It is also worth noting that the SIMD scores have not been computed for intermediate data zones. Although these values can be aggregated from the published data zone scores, as we have done for some of our exploratory analyses, this is not a strictly valid procedure as the index includes a number of non-linear transformations of component scores. For this reason, and for greater transparency, we will prefer to use individual variables (some of which are used in the SIMD domains) as components of the proposed indexes, rather than the SIMD scores.”

The weaknesses of the SIMD overall score and the SIMD domain scores listed in the quotation above formed a strong basis for not using SIMD scores in the NRAC 2007 Review. However, subsequent developments and discussions with the Scottish Government SIMD team may change this picture to some extent. The changes described above to the components of SIMDare usually due to improvements in data quality or availability and are in line with the long term strategy for improvements; the requirement for stability is a common one among applications of SIMD, and so this is actually incorporated in any updates to SIMD. The overall SIMD scores (although perhaps not the individual domain indicators) are ensured to be relatively stable. The shrinkage techniques referred to above were removed for the 2012 version of SIMD, although it is not certain that this will not be reintroduced in 2016. While the weights used to combine the multiple domains may be open to question, arguably SIMD is a well-established and well-reviewed instrument for measuring deprivation in multiple categories through a single index, and may therefore perform better than ad-hoc indices based on measures and recording techniques that may be less stable over time.
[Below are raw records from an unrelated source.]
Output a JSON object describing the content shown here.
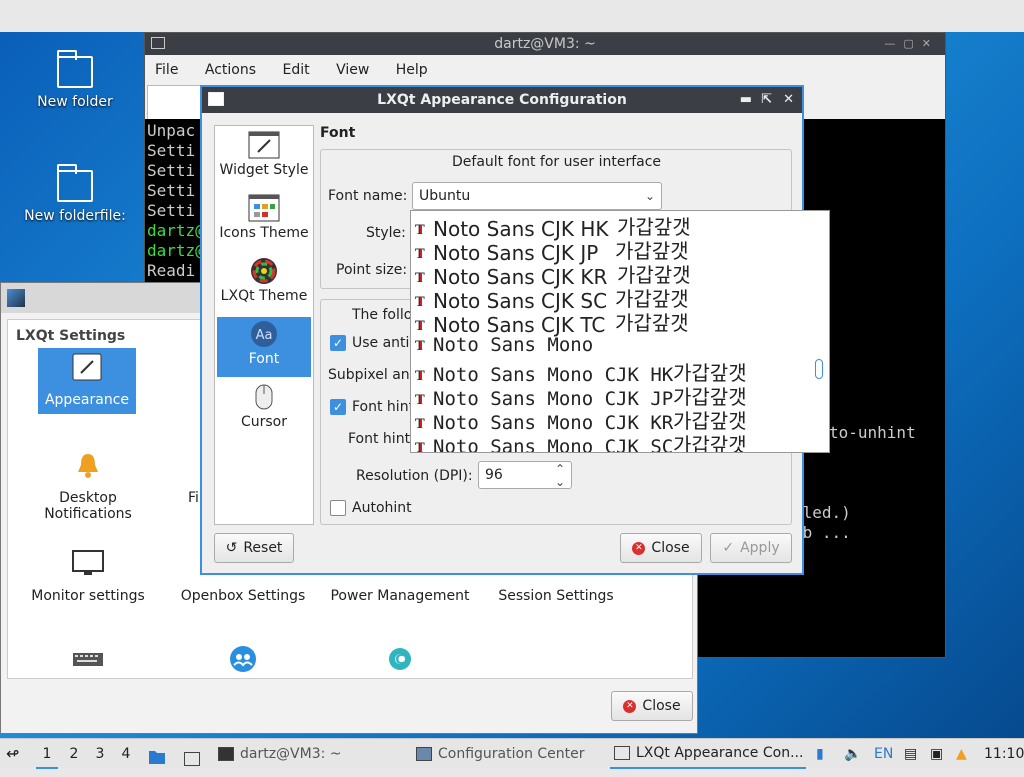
{
  "desktop": {
    "icons": [
      {
        "label": "New folder"
      },
      {
        "label": "New folderfile:"
      }
    ]
  },
  "terminal": {
    "title": "dartz@VM3: ~",
    "menu": [
      "File",
      "Actions",
      "Edit",
      "View",
      "Help"
    ],
    "lines": [
      "Unpac",
      "Setti",
      "Setti",
      "Setti",
      "Setti",
      "dartz@",
      "dartz@",
      "Readi"
    ],
    "right_lines": [
      "to-unhint",
      "lled.)",
      "eb ..."
    ]
  },
  "config_center": {
    "title": "LXQt Settings",
    "items": [
      {
        "label": "Appearance",
        "icon": "brush-icon"
      },
      {
        "label": "Desktop Notifications",
        "icon": "bell-icon"
      },
      {
        "label": "Fi",
        "icon": "file-icon"
      },
      {
        "label": "Monitor settings",
        "icon": "monitor-icon"
      },
      {
        "label": "Openbox Settings",
        "icon": "openbox-icon"
      },
      {
        "label": "Power Management",
        "icon": "power-icon"
      },
      {
        "label": "Session Settings",
        "icon": "session-icon"
      },
      {
        "label": "",
        "icon": "keyboard-icon"
      },
      {
        "label": "",
        "icon": "users-icon"
      },
      {
        "label": "",
        "icon": "gear-icon"
      }
    ],
    "close_label": "Close"
  },
  "appearance": {
    "title": "LXQt Appearance Configuration",
    "categories": [
      {
        "label": "Widget Style"
      },
      {
        "label": "Icons Theme"
      },
      {
        "label": "LXQt Theme"
      },
      {
        "label": "Font"
      },
      {
        "label": "Cursor"
      }
    ],
    "section_title": "Font",
    "group_title": "Default font for user interface",
    "font_name_label": "Font name:",
    "font_name_value": "Ubuntu",
    "style_label": "Style:",
    "point_size_label": "Point size:",
    "following_label": "The follo",
    "antialias_label": "Use antia",
    "subpixel_label": "Subpixel ant",
    "font_hint_label": "Font hint",
    "font_hint_style_label": "Font hint",
    "resolution_label": "Resolution (DPI):",
    "resolution_value": "96",
    "autohint_label": "Autohint",
    "reset_label": "Reset",
    "close_label": "Close",
    "apply_label": "Apply"
  },
  "font_list": [
    {
      "name": "Noto Sans CJK HK",
      "sample": "가갑갚갯"
    },
    {
      "name": "Noto Sans CJK JP",
      "sample": "가갑갚갯"
    },
    {
      "name": "Noto Sans CJK KR",
      "sample": "가갑갚갯"
    },
    {
      "name": "Noto Sans CJK SC",
      "sample": "가갑갚갯"
    },
    {
      "name": "Noto Sans CJK TC",
      "sample": "가갑갚갯"
    },
    {
      "name": "Noto Sans Mono",
      "sample": ""
    },
    {
      "name": "Noto Sans Mono CJK HK",
      "sample": "가갑갚갯"
    },
    {
      "name": "Noto Sans Mono CJK JP",
      "sample": "가갑갚갯"
    },
    {
      "name": "Noto Sans Mono CJK KR",
      "sample": "가갑갚갯"
    },
    {
      "name": "Noto Sans Mono CJK SC",
      "sample": "가갑갚갯"
    }
  ],
  "taskbar": {
    "desktops": [
      "1",
      "2",
      "3",
      "4"
    ],
    "tasks": [
      {
        "label": "dartz@VM3: ~"
      },
      {
        "label": "Configuration Center"
      },
      {
        "label": "LXQt Appearance Con..."
      }
    ],
    "keyboard_layout": "EN",
    "clock": "11:10"
  },
  "colors": {
    "accent": "#3d8fe0",
    "titlebar": "#3b3f45",
    "close_red": "#d9302e"
  }
}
On the other hand, the difficulty in aggregating from Data Zones to Intermediate Zones remains (but this is addressed further in section 3.2 below).

Mental Health and Learning Difficulties MLC 2011-12 Review

The review of the Mental Health and Learning Difficulties (MH and LD) component of the MLC part of the formula, which commenced in July 2011 and was finalised in December 2012, chose two of the SIMD domain scores as needs indicators for the under 65 age cohort – Employment and Crime[2]. SIMD 2009 domain scores were used in the review, since SIMD 2012 was not published until December 2012. However, as shown in Table 1, high correlation coefficients are seen between SIMD 2012 and SIMD 2009 domain scores, particularly for the overall index[3]. This implies that if SIMD 2012 data could have been used for the MH and LD MLC Review, the results are likely to have been similar. In the present context, it could also be taken to suggest that using SIMD 2012 instead of SIMD 2016 may be unlikely to change significantly the Acute MLC Review outcomes. However, this can only be taken as indicative, as correlation coefficients between ranks (rather than scores) are difficult to interpret in a precise way.
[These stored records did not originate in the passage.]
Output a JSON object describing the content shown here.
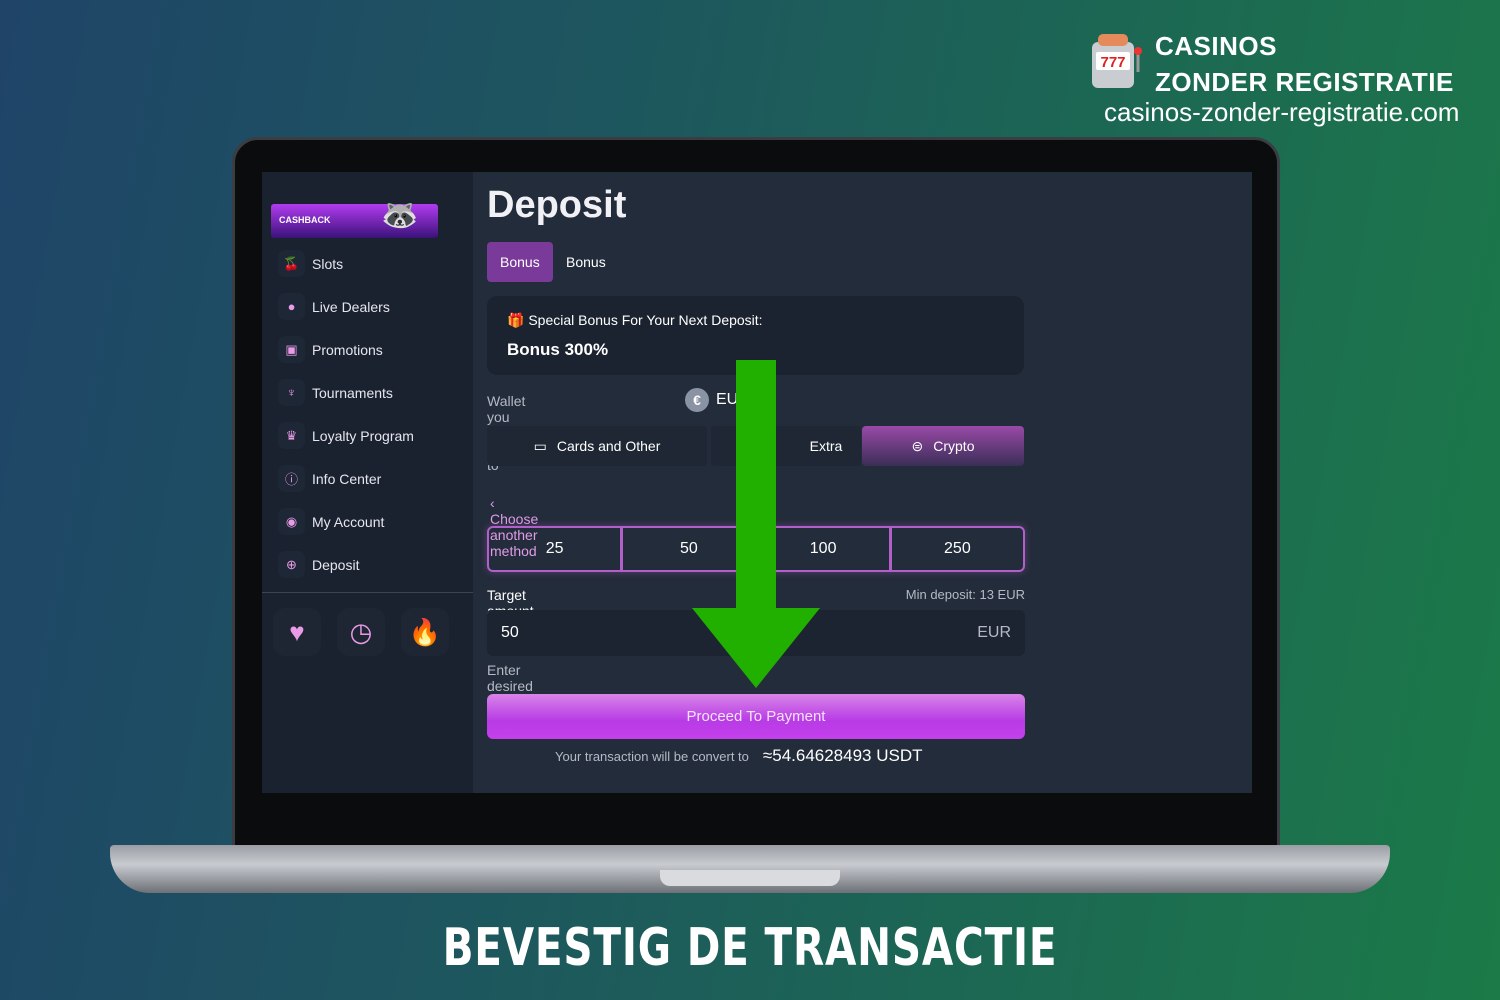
{
  "brand": {
    "line1": "CASINOS",
    "line2": "ZONDER REGISTRATIE",
    "url": "casinos-zonder-registratie.com",
    "logo_text": "777"
  },
  "caption": "BEVESTIG DE TRANSACTIE",
  "sidebar": {
    "banner": "CASHBACK",
    "items": [
      {
        "label": "Slots",
        "icon": "cherries-icon"
      },
      {
        "label": "Live Dealers",
        "icon": "person-icon"
      },
      {
        "label": "Promotions",
        "icon": "gift-icon"
      },
      {
        "label": "Tournaments",
        "icon": "trophy-icon"
      },
      {
        "label": "Loyalty Program",
        "icon": "crown-icon"
      },
      {
        "label": "Info Center",
        "icon": "info-icon"
      },
      {
        "label": "My Account",
        "icon": "account-icon"
      },
      {
        "label": "Deposit",
        "icon": "plus-circle-icon"
      }
    ],
    "footer_icons": [
      "heart-icon",
      "history-icon",
      "fire-icon"
    ]
  },
  "main": {
    "title": "Deposit",
    "tabs": [
      {
        "label": "Bonus",
        "active": true
      },
      {
        "label": "Bonus code",
        "active": false
      }
    ],
    "bonus": {
      "heading": "Special Bonus For Your Next Deposit:",
      "value": "Bonus 300%"
    },
    "wallet_label": "Wallet you want to deposit to",
    "wallet_value": "EU",
    "methods": [
      {
        "label": "Cards and Other"
      },
      {
        "label": "Extra"
      },
      {
        "label": "Crypto",
        "active": true
      }
    ],
    "choose_another": "Choose another method",
    "amounts": [
      "25",
      "50",
      "100",
      "250"
    ],
    "target_label": "Target amount",
    "min_deposit": "Min deposit: 13 EUR",
    "amount_value": "50",
    "currency": "EUR",
    "hint": "Enter desired amount",
    "proceed": "Proceed To Payment",
    "convert_label": "Your transaction will be convert to",
    "convert_value": "≈54.64628493 USDT"
  },
  "colors": {
    "accent": "#c440ec",
    "arrow": "#22b000",
    "icon_pink": "#e99be8"
  }
}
Table 1: Pearson’s correlations between SIMD 2009 ranks and SIMD 2012 ranks


Within the MH and LD MLC review, Intermediate Zones were chosen as the geographical unit; however, SIMD scores are only calculated at Data Zone level. The method used in the MH and LD MLC Review to aggregate Data Zone SIMD 2009 domain scores to intermediate geographies was as follows:

  1. For each Data Zone multiply the domain score by the mid year estimate of the population of the Data Zone
  2. Sum the products from step 1 for all Data Zones within each intermediate geography
  3. Divide the result from step 2 by the population of each intermediate geography

In short, the method used the population as a weight to aggregate the SIMD domain scores from Data Zones to intermediate geographies. One issue with this, in addition to those noted in the NRAC 2007 Review above regarding geographical aggregation, is that the employment domain scores are calculated by Department for Work and Pensions using Data Zone working age population data. This means that aggregating the domain scores using the total Data Zone population may not produce an accurate Intermediate Zone score.
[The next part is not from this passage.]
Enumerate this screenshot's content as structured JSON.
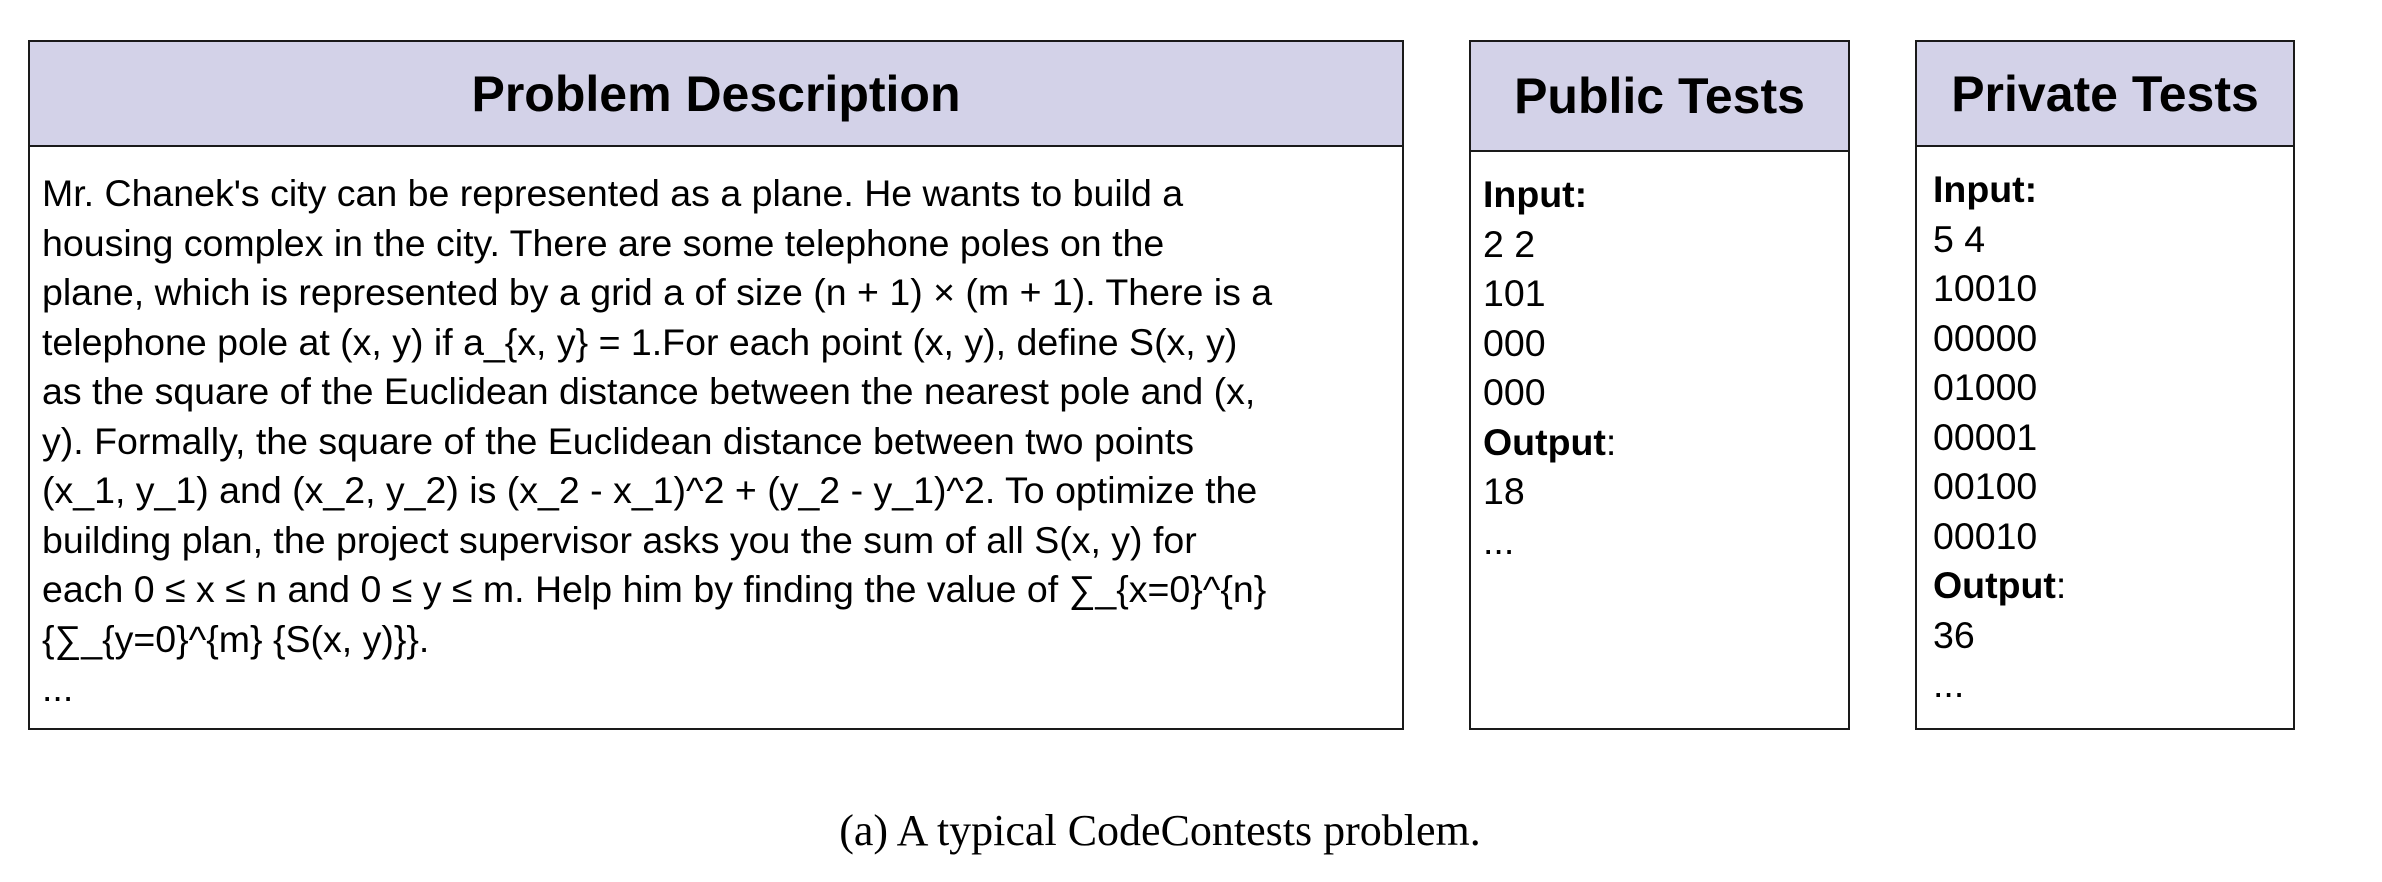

3.2 Current advice received on SIMD

SIMD includes seven domains, including a health domain which contains indicators that, if used, would create a circular reference between conducting a needs assessment and directing funding towards need. The health domain score will be collinear to our mortality variables. To mitigate this, Scottish Government have proposed to develop an overall SIMDrank at Data Zone level without the health domain that would help remove the circularity effect.

The analytical team has been informed that there is currently no valid procedure to aggregate SIMD domain scores from Data Zones to intermediate geographies. The Scottish Government SIMD team have instead recommended using an approach which looks at either (1) the proportion of Data Zones within each Intermediate Zone that are ‘deprived’ (at some predefined deprivation level, e.g. the most deprived 15%), or (2) the ratio of the Intermediate Zone’s number of ‘deprived’ Data Zones to the national number of ‘deprived’ zones. These “local and national share methods” are the preferred methods of aggregating deprivation measures up to larger geographies, and remove the need to aggregate scores.

The Scottish Government SIMD team therefore recommends developing local or national share of deprivation by Intermediate Zone, using an SIMD excluding the health domain. This seems to be feasible, although it would mean that candidate predictive models for cost developed at Data Zone and Intermediate Zone level would be based, respectively, on different predictor variables. Also, it is important to bear in mind that a statistical evaluation of SIMD as a potential indicator variable in Acute MLC could only be done now using the old version of the Data Zones. Assuming SIMD appeared a significant predictor of need, coefficients could later be derived using Data Zones 2011 and SIMD 2016 when these data are available.

3.3 SIMD 2016 expected changes

Here an outline is given of the anticipated changes to SIMD in the 2016 version, to further inform a decision on its suitability.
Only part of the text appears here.